Iron already plays an important part in water purification. Among other things, waterworks use scrap iron to remove pesticides and other unwanted chemicals from the drinking water.
When for instance iron and pesticides are close to one another in the water iron transfers electrons to the pesticide, which results in the iron being dissolved in the water while the pesticide is broken down into harmless components. In technical language, the iron is oxidised and the pesticide is reduced.
However, the reaction between regular-sized iron and water is much too slow to handle the amounts of pesticide currently present in ground water.
Hwang thinks he has found the solution to that problem by using iron nanoparticles as they drastically increase the total surface area.
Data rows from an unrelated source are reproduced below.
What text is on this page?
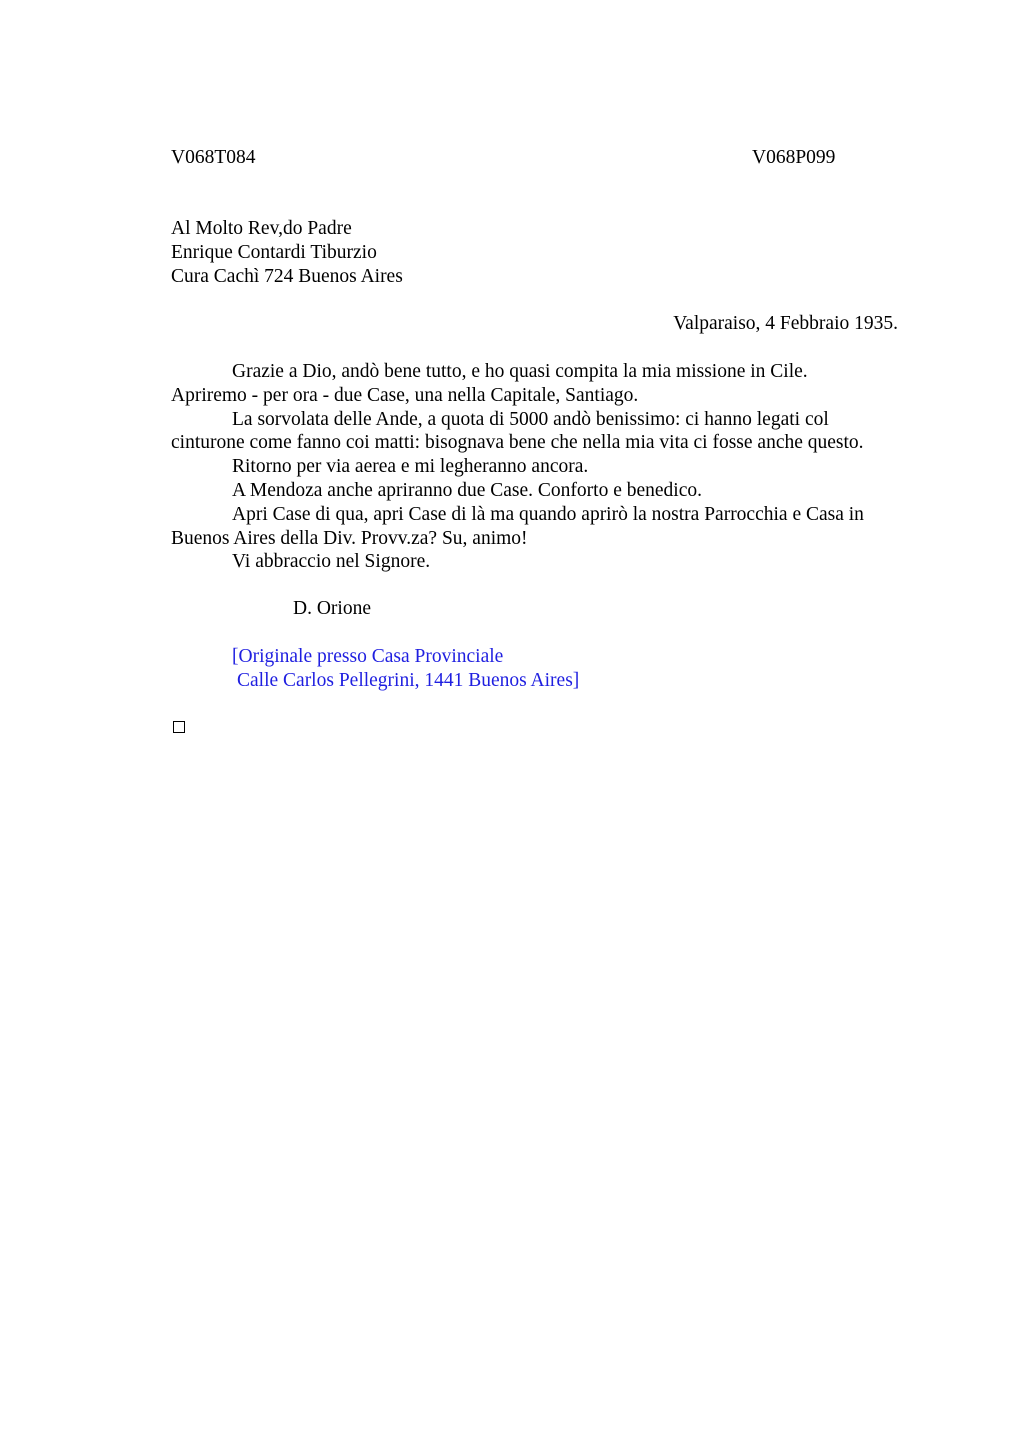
V068T084	V068P099
Al Molto Rev,do Padre
Enrique Contardi Tiburzio
Cura Cachì 724 Buenos Aires
Valparaiso, 4 Febbraio 1935.
Grazie a Dio, andò bene tutto, e ho quasi compita la mia missione in Cile.
Apriremo - per ora - due Case, una nella Capitale, Santiago.
La sorvolata delle Ande, a quota di 5000 andò benissimo: ci hanno legati col
cinturone come fanno coi matti: bisognava bene che nella mia vita ci fosse anche questo.
Ritorno per via aerea e mi legheranno ancora.
A Mendoza anche apriranno due Case. Conforto e benedico.
Apri Case di qua, apri Case di là ma quando aprirò la nostra Parrocchia e Casa in
Buenos Aires della Div. Provv.za? Su, animo!
Vi abbraccio nel Signore.
D. Orione
[Originale presso Casa Provinciale
Calle Carlos Pellegrini, 1441 Buenos Aires]
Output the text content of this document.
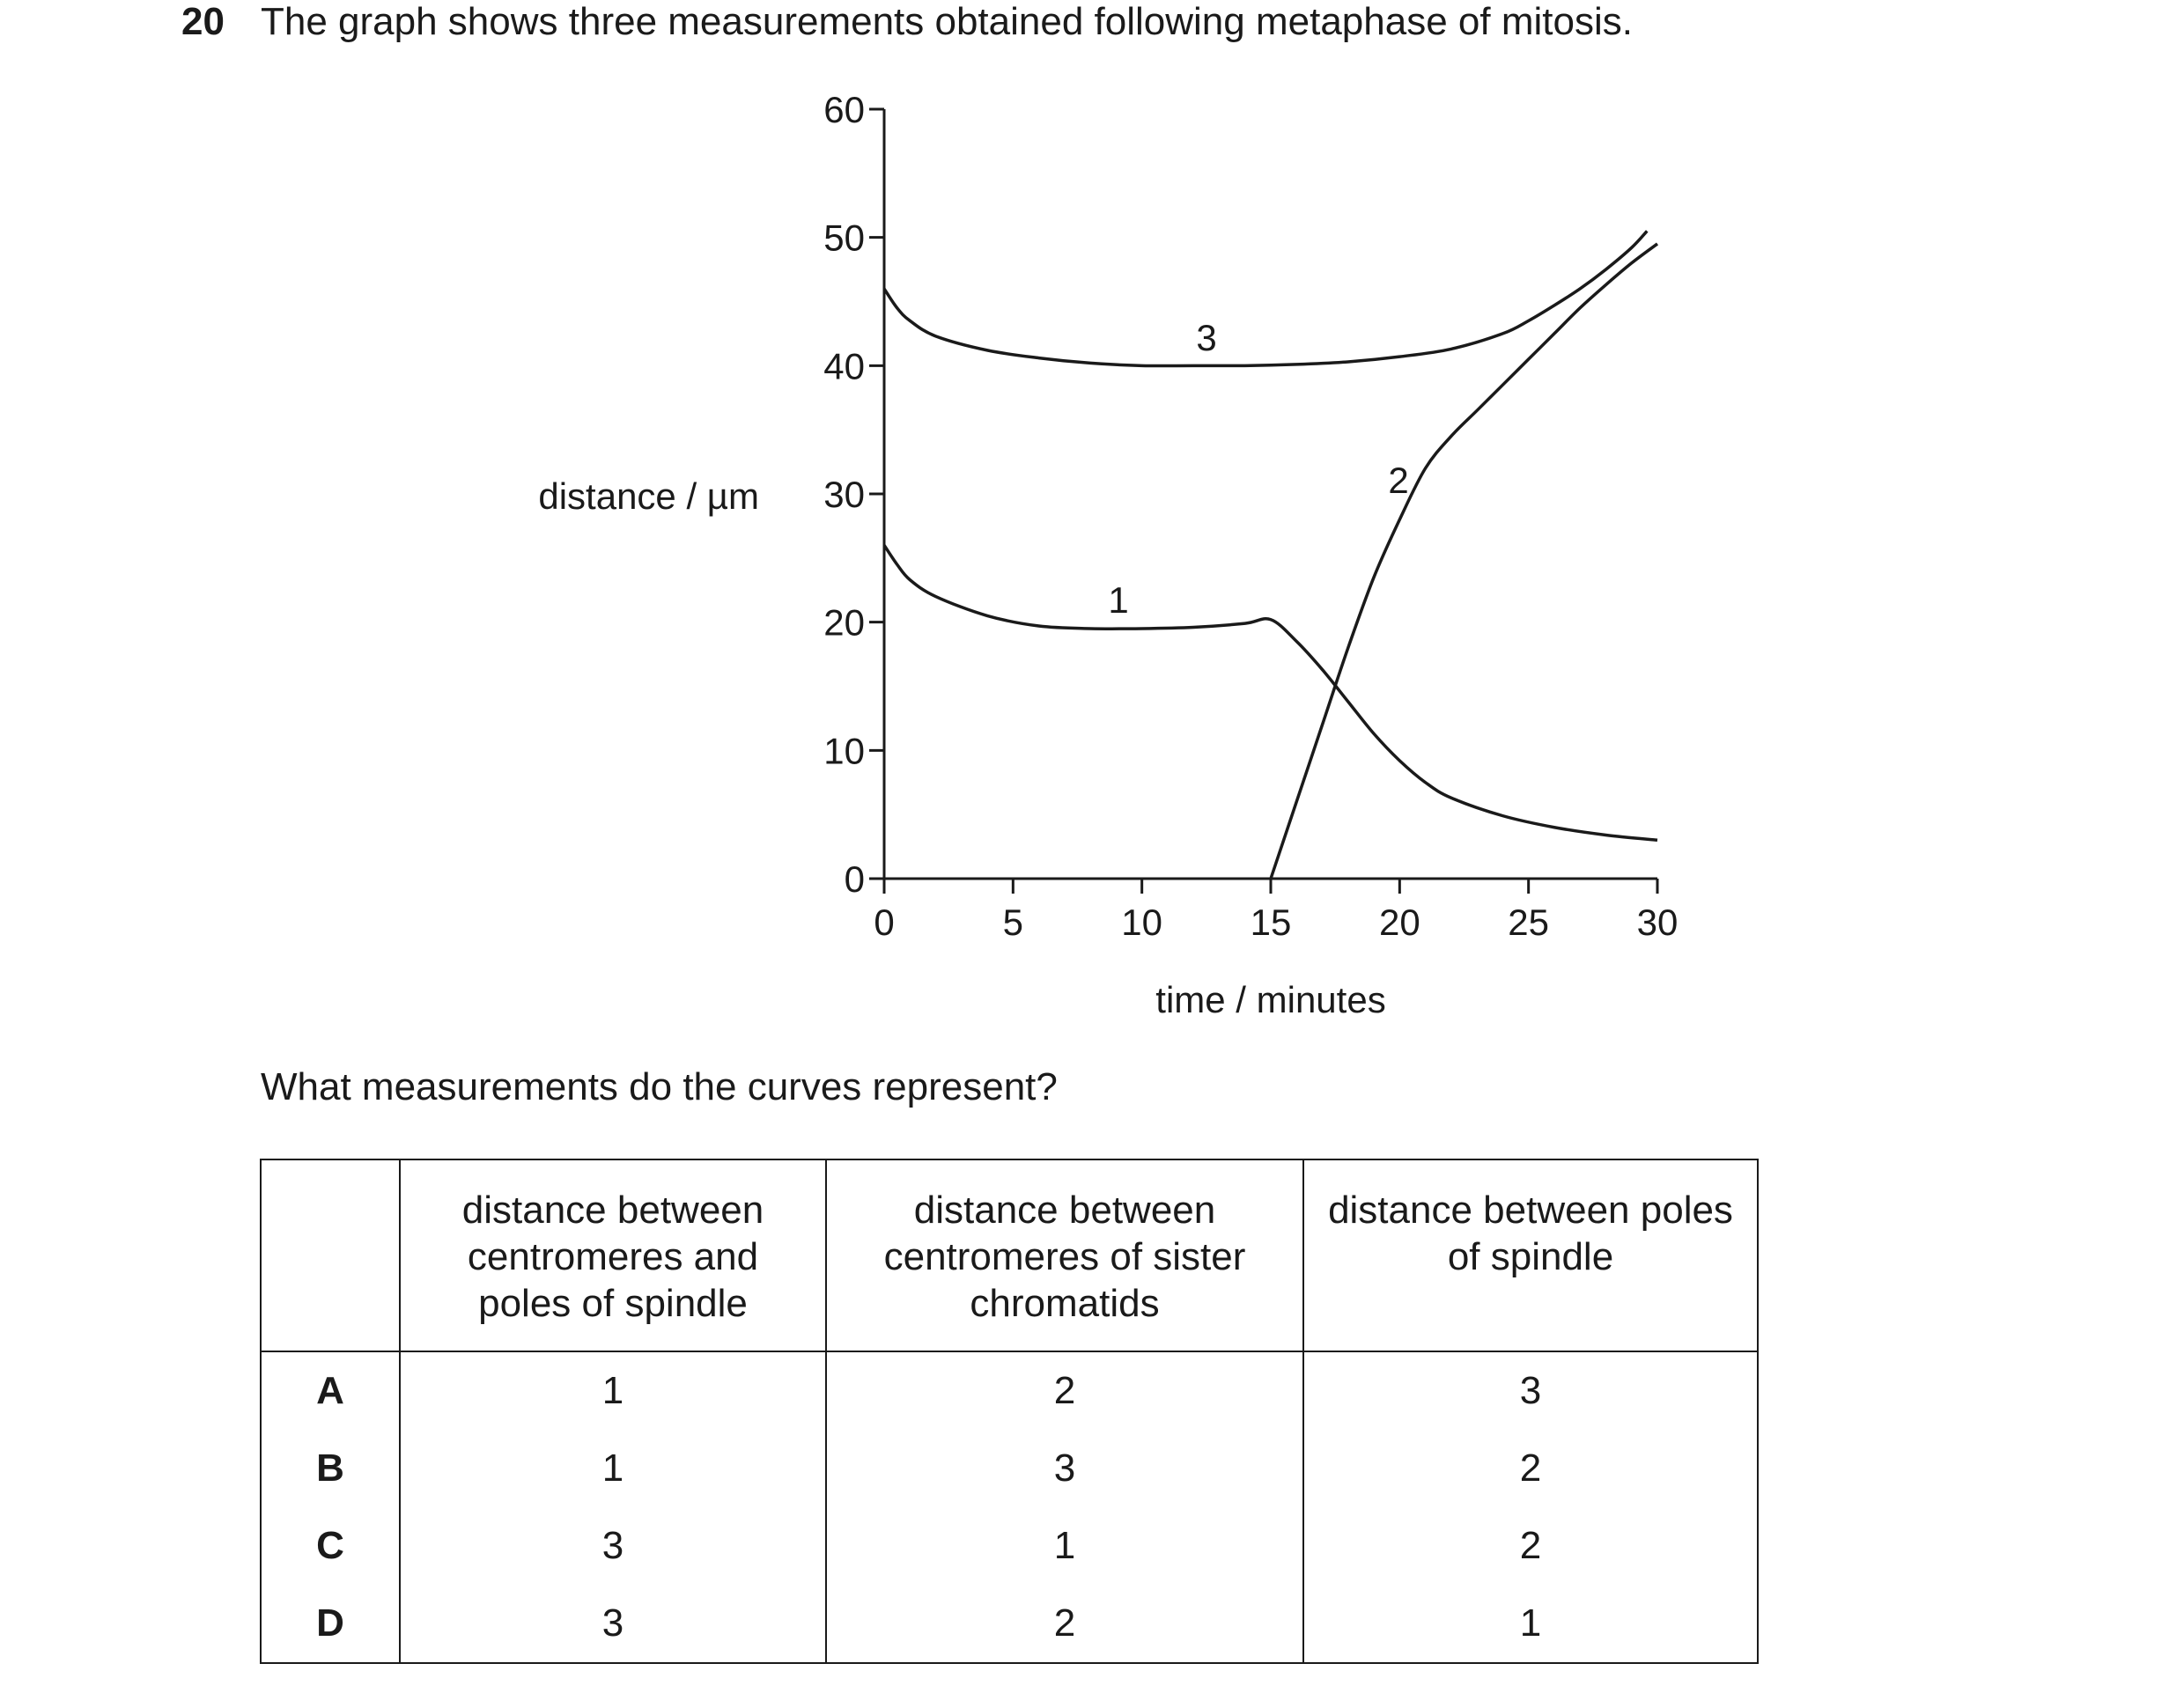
20 The graph shows three measurements obtained following metaphase of mitosis.
0
10
20
30
40
50
60
0	5	10 15 20 25 30
1
2
3
distance / µm
time / minutes
What measurements do the curves represent?
	distance between centromeres and poles of spindle	distance between centromeres of sister chromatids	distance between poles of spindle
A	1	2	3
B	1	3	2
C	3	1	2
D	3	2	1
Postdoc Yuhoon Hwang has received a grant of around 315,000 Euros from the Danish Council for Independent Research for the project 'Towards water detoxification by nano zero valent iron based column materials'.
“This makes the reaction much faster so the same amount of iron can handle larger amounts of pesticides over a shorter period of time,” says the postdoc who devoted his PhD to studying the reaction between nano-sized iron and pollutants in the drinking water.
Nanoparticles need to be attached to something
But there is another problem that needs to be solved first: regular filters at water purification plants can’t catch nanoparticles -- which means they’ll end up in our drinking water.
Hwang thinks he can get around this issue by encapsulating the nanoparticles in another material. He is currently looking into possible solutions that include designer materials from South Korea and active charcoal -- which in fact is already used for water purification.
Using simple chemical reactions, Hwang makes the iron nanoparticles attach themselves to the charcoal, yet maintaining most of their purifying properties.
“With an iron-nanoparticle surface the active charcoal gets an extra property: the ability to extract pesticides and industrial chemicals from the water. This drastically increases the value of the active charcoal in water purification,” says Hwang.
Nanoparticles could react with oxygen
There are some hurdles left for Hwang to solve, though.
Firstly, he must find out if active charcoal is the best solution. There could be other materials out there better suited for the task.
Hwang is going to test various materials that are produced by collaborative partners at the Korea Advanced Institute of Science and Technology (KAIST).
Secondly, molecules other than pesticides and industrial chemicals might react with the iron in the water -- for instance oxygen. As there is far more oxygen in the water than chemicals, the iron nanoparticles might be used up on reacting with the oxygen, which would make the filters a very short-lived solution.
“Those are the sort of things we need to figure out over the next two years,” says Hwang, who expects to have a product ready by then.